I applied and got into the Honors program at my school before coming, and have very mixed feelings towards it. My school is fairly small (14,000 students), but it really does make an effort towards small classes no matter if you're in the Honors program or not. Only a few teachers in my 3 semesters has failed to learn my name, and in a lot of cases require that we go and see them and talk to them. I prefer going to small classes conducted like seminars for this reason. I can be myself and not be looked at as some kind of freak. In lecture classes I don't care about going (and indeed, the only lecture class I have this semester, I've skipped seven times).

But anyway, back to the Honors program. We're also required to take two honors classes a semester, but what I found is that that is a HUGE problem when you have 30 hours coming into your freshman year. All of the honors classes were entry-level classes that I had tested out of. Eventually, in our Honors program, you have to take Colloquium classes, and write a defensible thesis, something that I am not ready to do in the slightest.

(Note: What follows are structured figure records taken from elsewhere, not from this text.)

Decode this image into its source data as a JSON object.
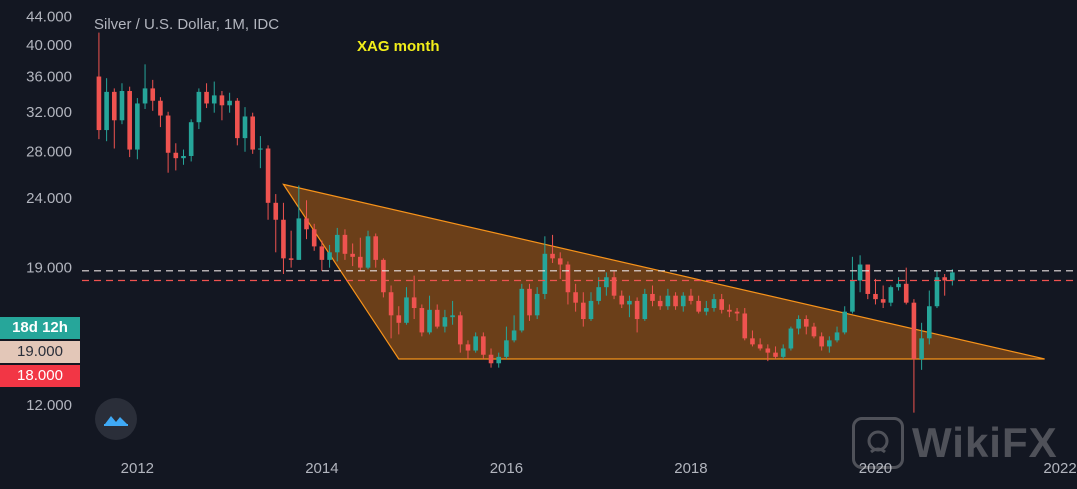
{
  "header": {
    "title": "Silver / U.S. Dollar, 1M, IDC",
    "annotation": "XAG month"
  },
  "price_tags": {
    "countdown": "18d 12h",
    "price_1": "19.000",
    "price_2": "18.000"
  },
  "watermark": {
    "text": "WikiFX"
  },
  "colors": {
    "background": "#131722",
    "up": "#26a69a",
    "down": "#ef5350",
    "pattern_line": "#f7931a",
    "pattern_fill": "#8a4d17",
    "text": "#b2b5be"
  },
  "icons": {
    "logo": "cloud-logo-icon",
    "watermark": "lion-shield-icon"
  },
  "chart_data": {
    "type": "candlestick",
    "x_ticks": [
      "2012",
      "2014",
      "2016",
      "2018",
      "2020",
      "2022"
    ],
    "y_ticks": [
      "12.000",
      "19.000",
      "24.000",
      "28.000",
      "32.000",
      "36.000",
      "40.000",
      "44.000"
    ],
    "y_scale": "log",
    "ylim": [
      10.5,
      46.5
    ],
    "xlim": [
      2011.4,
      2022.0
    ],
    "legend": "none",
    "grid": false,
    "candles": [
      [
        36.0,
        41.7,
        29.2,
        30.1
      ],
      [
        30.1,
        35.8,
        29.0,
        34.2
      ],
      [
        34.2,
        34.6,
        28.3,
        31.1
      ],
      [
        31.1,
        35.2,
        30.7,
        34.3
      ],
      [
        34.3,
        34.8,
        27.5,
        28.2
      ],
      [
        28.2,
        33.5,
        27.3,
        32.9
      ],
      [
        32.9,
        37.5,
        32.3,
        34.6
      ],
      [
        34.6,
        35.6,
        32.1,
        33.2
      ],
      [
        33.2,
        33.6,
        30.4,
        31.6
      ],
      [
        31.6,
        32.0,
        26.1,
        27.9
      ],
      [
        27.9,
        28.8,
        26.3,
        27.4
      ],
      [
        27.4,
        28.2,
        26.8,
        27.6
      ],
      [
        27.6,
        31.2,
        27.1,
        30.9
      ],
      [
        30.9,
        34.6,
        30.2,
        34.2
      ],
      [
        34.2,
        35.2,
        32.4,
        32.9
      ],
      [
        32.9,
        35.4,
        31.9,
        33.8
      ],
      [
        33.8,
        34.3,
        31.1,
        32.7
      ],
      [
        32.7,
        34.1,
        31.9,
        33.2
      ],
      [
        33.2,
        33.5,
        28.6,
        29.3
      ],
      [
        29.3,
        32.5,
        28.0,
        31.5
      ],
      [
        31.5,
        31.9,
        27.8,
        28.2
      ],
      [
        28.2,
        29.5,
        26.5,
        28.3
      ],
      [
        28.3,
        28.6,
        22.3,
        23.6
      ],
      [
        23.6,
        24.3,
        20.0,
        22.3
      ],
      [
        22.3,
        23.6,
        18.6,
        19.6
      ],
      [
        19.6,
        21.5,
        19.0,
        19.5
      ],
      [
        19.5,
        25.0,
        19.5,
        22.4
      ],
      [
        22.4,
        23.8,
        20.9,
        21.6
      ],
      [
        21.6,
        22.0,
        20.1,
        20.4
      ],
      [
        20.4,
        20.8,
        18.8,
        19.5
      ],
      [
        19.5,
        20.5,
        19.0,
        20.0
      ],
      [
        20.0,
        21.7,
        19.4,
        21.2
      ],
      [
        21.2,
        21.6,
        19.5,
        19.9
      ],
      [
        19.9,
        20.6,
        19.1,
        19.7
      ],
      [
        19.7,
        21.0,
        18.8,
        19.0
      ],
      [
        19.0,
        21.5,
        18.9,
        21.1
      ],
      [
        21.1,
        21.3,
        19.0,
        19.5
      ],
      [
        19.5,
        19.6,
        17.2,
        17.5
      ],
      [
        17.5,
        17.9,
        15.0,
        16.2
      ],
      [
        16.2,
        16.7,
        15.2,
        15.8
      ],
      [
        15.8,
        17.8,
        15.7,
        17.2
      ],
      [
        17.2,
        18.5,
        16.0,
        16.6
      ],
      [
        16.6,
        16.8,
        15.1,
        15.3
      ],
      [
        15.3,
        17.3,
        15.2,
        16.5
      ],
      [
        16.5,
        16.8,
        15.5,
        15.6
      ],
      [
        15.6,
        16.5,
        15.3,
        16.1
      ],
      [
        16.1,
        17.0,
        15.7,
        16.2
      ],
      [
        16.2,
        16.4,
        14.3,
        14.7
      ],
      [
        14.7,
        14.9,
        14.0,
        14.4
      ],
      [
        14.4,
        15.3,
        14.3,
        15.1
      ],
      [
        15.1,
        15.3,
        14.0,
        14.2
      ],
      [
        14.2,
        14.5,
        13.6,
        13.8
      ],
      [
        13.8,
        14.3,
        13.6,
        14.1
      ],
      [
        14.1,
        15.6,
        14.0,
        14.9
      ],
      [
        14.9,
        16.2,
        14.8,
        15.4
      ],
      [
        15.4,
        18.0,
        15.3,
        17.7
      ],
      [
        17.7,
        18.0,
        15.9,
        16.2
      ],
      [
        16.2,
        17.8,
        16.0,
        17.4
      ],
      [
        17.4,
        21.1,
        17.1,
        19.9
      ],
      [
        19.9,
        21.2,
        19.3,
        19.6
      ],
      [
        19.6,
        20.0,
        18.3,
        19.2
      ],
      [
        19.2,
        19.4,
        16.8,
        17.5
      ],
      [
        17.5,
        18.0,
        16.4,
        16.9
      ],
      [
        16.9,
        17.5,
        15.6,
        16.0
      ],
      [
        16.0,
        17.5,
        15.9,
        17.0
      ],
      [
        17.0,
        18.4,
        16.8,
        17.8
      ],
      [
        17.8,
        18.7,
        17.3,
        18.4
      ],
      [
        18.4,
        18.8,
        17.1,
        17.3
      ],
      [
        17.3,
        17.6,
        16.6,
        16.8
      ],
      [
        16.8,
        17.3,
        16.1,
        17.0
      ],
      [
        17.0,
        17.2,
        15.3,
        16.0
      ],
      [
        16.0,
        17.7,
        15.9,
        17.4
      ],
      [
        17.4,
        17.9,
        16.7,
        17.0
      ],
      [
        17.0,
        17.3,
        16.5,
        16.7
      ],
      [
        16.7,
        17.7,
        16.5,
        17.3
      ],
      [
        17.3,
        17.5,
        16.5,
        16.7
      ],
      [
        16.7,
        17.5,
        16.4,
        17.3
      ],
      [
        17.3,
        17.7,
        16.8,
        17.0
      ],
      [
        17.0,
        17.3,
        16.3,
        16.4
      ],
      [
        16.4,
        17.0,
        16.2,
        16.6
      ],
      [
        16.6,
        17.4,
        16.4,
        17.1
      ],
      [
        17.1,
        17.4,
        16.3,
        16.5
      ],
      [
        16.5,
        16.8,
        16.1,
        16.4
      ],
      [
        16.4,
        16.6,
        15.9,
        16.3
      ],
      [
        16.3,
        16.6,
        14.9,
        15.0
      ],
      [
        15.0,
        15.4,
        14.6,
        14.7
      ],
      [
        14.7,
        15.0,
        14.4,
        14.5
      ],
      [
        14.5,
        14.7,
        13.9,
        14.3
      ],
      [
        14.3,
        14.6,
        14.0,
        14.1
      ],
      [
        14.1,
        14.7,
        14.0,
        14.5
      ],
      [
        14.5,
        15.6,
        14.4,
        15.5
      ],
      [
        15.5,
        16.2,
        15.2,
        16.0
      ],
      [
        16.0,
        16.2,
        15.2,
        15.6
      ],
      [
        15.6,
        15.8,
        15.0,
        15.1
      ],
      [
        15.1,
        15.3,
        14.4,
        14.6
      ],
      [
        14.6,
        15.1,
        14.3,
        14.9
      ],
      [
        14.9,
        15.6,
        14.8,
        15.3
      ],
      [
        15.3,
        16.7,
        15.2,
        16.4
      ],
      [
        16.4,
        19.7,
        16.3,
        18.2
      ],
      [
        18.2,
        19.8,
        17.5,
        19.2
      ],
      [
        19.2,
        19.2,
        17.1,
        17.4
      ],
      [
        17.4,
        18.3,
        16.8,
        17.1
      ],
      [
        17.1,
        17.9,
        16.6,
        16.9
      ],
      [
        16.9,
        17.9,
        16.7,
        17.8
      ],
      [
        17.8,
        18.4,
        17.6,
        18.0
      ],
      [
        18.0,
        19.0,
        16.8,
        16.9
      ],
      [
        16.9,
        17.1,
        11.7,
        14.0
      ],
      [
        14.0,
        15.8,
        13.5,
        15.0
      ],
      [
        15.0,
        17.6,
        14.7,
        16.7
      ],
      [
        16.7,
        18.8,
        16.6,
        18.4
      ],
      [
        18.4,
        18.6,
        17.3,
        18.2
      ],
      [
        18.2,
        18.9,
        17.9,
        18.7
      ]
    ],
    "pattern": {
      "type": "descending-triangle",
      "apex_date": "2013-08",
      "apex_price": 25.1,
      "left_base_date": "2014-11",
      "base_price": 14.0,
      "end_date": "2021-11"
    },
    "reference_lines": [
      {
        "label": "18d 12h",
        "price": 18.8,
        "color": "#e7dfe0",
        "style": "dashed"
      },
      {
        "label": "19.000",
        "price": 18.2,
        "color": "#ef5350",
        "style": "dashed"
      }
    ]
  }
}
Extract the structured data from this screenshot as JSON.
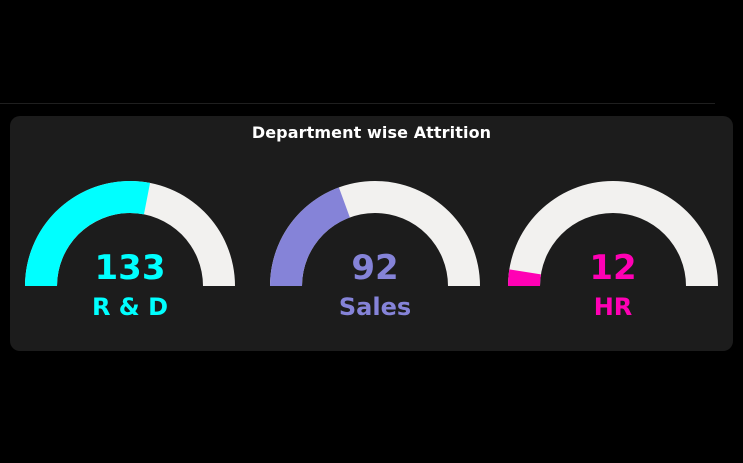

So I was in conflict for a really long time. I am definitely going to grad school, like you. Do I want to stick with the Honors program and write a thesis that I don't want to write (and will have a hard time fitting in, because I'm studying in Scotland next fall, and changed my major to a completely different school this year, so I have tons of lower-level classes to retake), or focus on maintaining my high GPA (which is 3.95 at the moment) and just rely on that, plus Phi Beta Kappa (which I am assuming I will join) and participation in College Bowl to get me into grad school?

Well, here is where apathy took over for me, because I am going to drop the Honors program next semester.

But anyway, more applicable on the thread topic. After I changed my major to History from Business this semester, I was still taking Business classes that I did not care for in the slightest. In one of them, my grade has slipped to a likely B+, and in the other, I've maintained an A, because it's Accounting and all basically simple math work. I would say that the drop in one class is do to a lack of interest, and the belief that "Hey, I won't have to continue this line of study, so what does it matter?" Next semester, I'm taking classes that, for the most part, I will be interested in about (except for Physics): history, sociology, literature, mythology. I hope to be much more interested in those, and likewise both go to class more and try harder than I have been this semester.